Now we hear that FOX News is escalating its war on the war on Christmas with Megyn's declaration that kids should know that Santa Claus is "white." Jesus too. Eh? I haven't yet met either one, but I'm pretty sure Jesus, at least, is not Irish or Danish. Santa? The original St. Nicholas was from Turkey, so I'm not sure what that means. Of course, I'm not quite sure what she meant by "white" either.
So, for Megyn and Fox News, I find this very appropriate:
Megyn, your little friends are wrong. They have been affected by the skepticism of a skeptical age. They do not believe except they see.
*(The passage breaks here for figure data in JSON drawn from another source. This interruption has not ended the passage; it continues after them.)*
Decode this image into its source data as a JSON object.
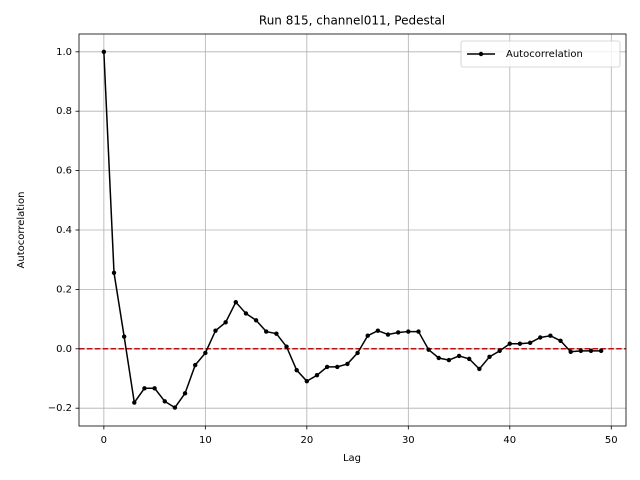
{
  "chart_data": {
    "type": "line",
    "title": "Run 815, channel011, Pedestal",
    "xlabel": "Lag",
    "ylabel": "Autocorrelation",
    "x": [
      0,
      1,
      2,
      3,
      4,
      5,
      6,
      7,
      8,
      9,
      10,
      11,
      12,
      13,
      14,
      15,
      16,
      17,
      18,
      19,
      20,
      21,
      22,
      23,
      24,
      25,
      26,
      27,
      28,
      29,
      30,
      31,
      32,
      33,
      34,
      35,
      36,
      37,
      38,
      39,
      40,
      41,
      42,
      43,
      44,
      45,
      46,
      47,
      48,
      49
    ],
    "series": [
      {
        "name": "Autocorrelation",
        "color": "#000000",
        "values": [
          1.0,
          0.256,
          0.041,
          -0.181,
          -0.133,
          -0.133,
          -0.177,
          -0.198,
          -0.15,
          -0.055,
          -0.014,
          0.061,
          0.089,
          0.157,
          0.119,
          0.096,
          0.058,
          0.051,
          0.007,
          -0.072,
          -0.109,
          -0.089,
          -0.061,
          -0.061,
          -0.051,
          -0.014,
          0.044,
          0.061,
          0.048,
          0.055,
          0.058,
          0.058,
          -0.003,
          -0.031,
          -0.038,
          -0.024,
          -0.034,
          -0.068,
          -0.027,
          -0.007,
          0.017,
          0.017,
          0.02,
          0.038,
          0.044,
          0.027,
          -0.01,
          -0.007,
          -0.007,
          -0.007
        ]
      }
    ],
    "reference_line": {
      "y": 0,
      "color": "#e00000",
      "style": "dashed"
    },
    "xlim": [
      -2.45,
      51.45
    ],
    "xticks": [
      0,
      10,
      20,
      30,
      40,
      50
    ],
    "ylim": [
      -0.26,
      1.06
    ],
    "yticks": [
      {
        "value": -0.2,
        "label": "−0.2"
      },
      {
        "value": 0,
        "label": "0.0"
      },
      {
        "value": 0.2,
        "label": "0.2"
      },
      {
        "value": 0.4,
        "label": "0.4"
      },
      {
        "value": 0.6,
        "label": "0.6"
      },
      {
        "value": 0.8,
        "label": "0.8"
      },
      {
        "value": 1.0,
        "label": "1.0"
      }
    ],
    "grid": true,
    "legend": "upper-right"
  }
}
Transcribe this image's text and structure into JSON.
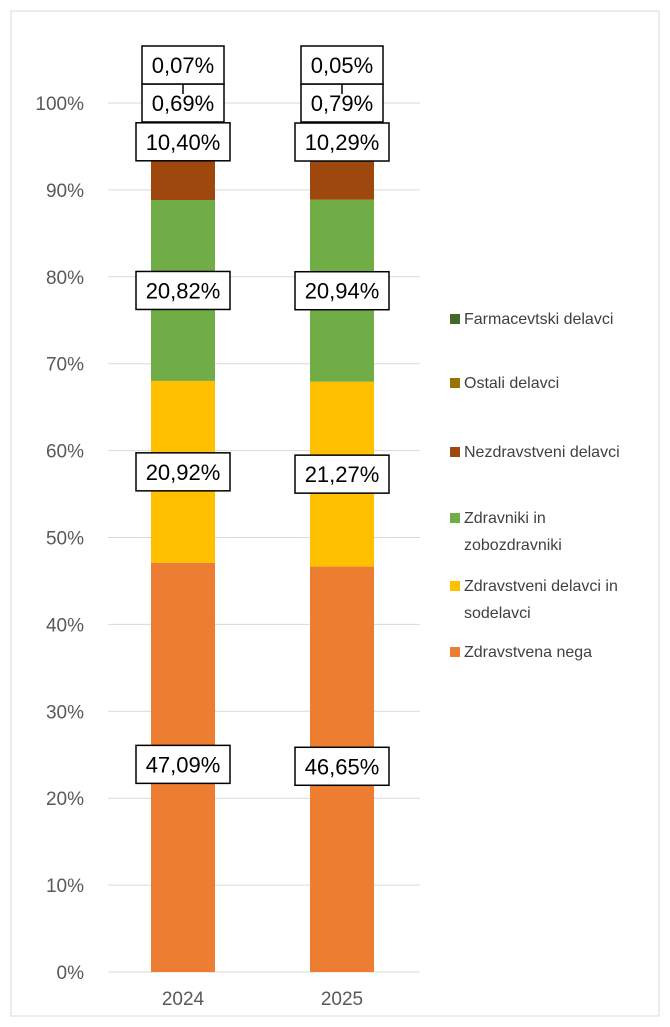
{
  "chart_data": {
    "type": "bar",
    "stacked": true,
    "percent_stacked": true,
    "categories": [
      "2024",
      "2025"
    ],
    "y_ticks": [
      "0%",
      "10%",
      "20%",
      "30%",
      "40%",
      "50%",
      "60%",
      "70%",
      "80%",
      "90%",
      "100%"
    ],
    "ylim": [
      0,
      100
    ],
    "grid": true,
    "legend_position": "right",
    "series": [
      {
        "name": "Zdravstvena nega",
        "color": "#ED7D31",
        "values": [
          47.09,
          46.65
        ],
        "labels": [
          "47,09%",
          "46,65%"
        ]
      },
      {
        "name": "Zdravstveni delavci in sodelavci",
        "color": "#FFC000",
        "values": [
          20.92,
          21.27
        ],
        "labels": [
          "20,92%",
          "21,27%"
        ]
      },
      {
        "name": "Zdravniki in zobozdravniki",
        "color": "#70AD47",
        "values": [
          20.82,
          20.94
        ],
        "labels": [
          "20,82%",
          "20,94%"
        ]
      },
      {
        "name": "Nezdravstveni delavci",
        "color": "#9E480E",
        "values": [
          10.4,
          10.29
        ],
        "labels": [
          "10,40%",
          "10,29%"
        ]
      },
      {
        "name": "Ostali delavci",
        "color": "#997300",
        "values": [
          0.69,
          0.79
        ],
        "labels": [
          "0,69%",
          "0,79%"
        ],
        "label_fill": "#4472C4"
      },
      {
        "name": "Farmacevtski delavci",
        "color": "#43682B",
        "values": [
          0.07,
          0.05
        ],
        "labels": [
          "0,07%",
          "0,05%"
        ],
        "label_fill": "#548235"
      }
    ],
    "legend": [
      {
        "name": "Farmacevtski delavci",
        "lines": [
          "Farmacevtski delavci"
        ],
        "color": "#43682B"
      },
      {
        "name": "Ostali delavci",
        "lines": [
          "Ostali delavci"
        ],
        "color": "#997300"
      },
      {
        "name": "Nezdravstveni delavci",
        "lines": [
          "Nezdravstveni delavci"
        ],
        "color": "#9E480E"
      },
      {
        "name": "Zdravniki in zobozdravniki",
        "lines": [
          "Zdravniki in",
          "zobozdravniki"
        ],
        "color": "#70AD47"
      },
      {
        "name": "Zdravstveni delavci in sodelavci",
        "lines": [
          "Zdravstveni delavci in",
          "sodelavci"
        ],
        "color": "#FFC000"
      },
      {
        "name": "Zdravstvena nega",
        "lines": [
          "Zdravstvena nega"
        ],
        "color": "#ED7D31"
      }
    ]
  }
}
They think that nothing can be which is not comprehensible by their little minds. All minds, Megyn, whether they be men's or children's, are little. In this great universe of ours man is a mere insect, an ant, in his intellect, as compared with the boundless world about him, as measured by the intelligence capable of grasping the whole of truth and knowledge.
Yes, Megyn, there is a Black Santa Claus. He exists as certainly as love and generosity and devotion exist, and you know that they abound and give to your life its highest beauty and joy. Alas! how dreary would be the world if there were no Black Santa Claus. It would be as dreary as if there were no Megyns. There would be no childlike faith then, no poetry, no romance to make tolerable this existence. We should have no enjoyment, except in sense and sight. The eternal light with which childhood fills the world would be extinguished.
Not believe in Black Santa Claus! You might as well not believe in fairies! You might get your papa to hire men to watch in all the chimneys on Christmas Eve to catch Black Santa Claus, but even if they did not see Black Santa Claus coming down, what would that prove? Nobody sees Black Santa Claus, but that is no sign that there is no Black Santa Claus. The most real things in the world are those that neither children nor men can see. Did you ever see fairies dancing on the lawn? Of course not, but that's no proof that they are not there. Nobody can conceive or imagine all the wonders there are unseen and unseeable in the world.You may tear apart the baby's rattle and see what makes the noise inside, but there is a veil covering the unseen world which not the strongest man, nor even the united strength of all the strongest men that ever lived, could tear apart. Only faith, fancy, poetry, love, romance, can push aside that curtain and view and picture the supernal beauty and glory beyond. Is it all real? Ah, Megyn, in all this world there is nothing else real and abiding.
No Black Santa Claus! Thank God! he lives, and he lives forever. A thousand years from now, Megyn, nay, ten times ten thousand years from now, he will continue to make glad the heart of childhood.
Had a great comment about Santa-diversity that didn't make it past the screen because it was in all-caps. If you want to resubmit in lower case that would be great!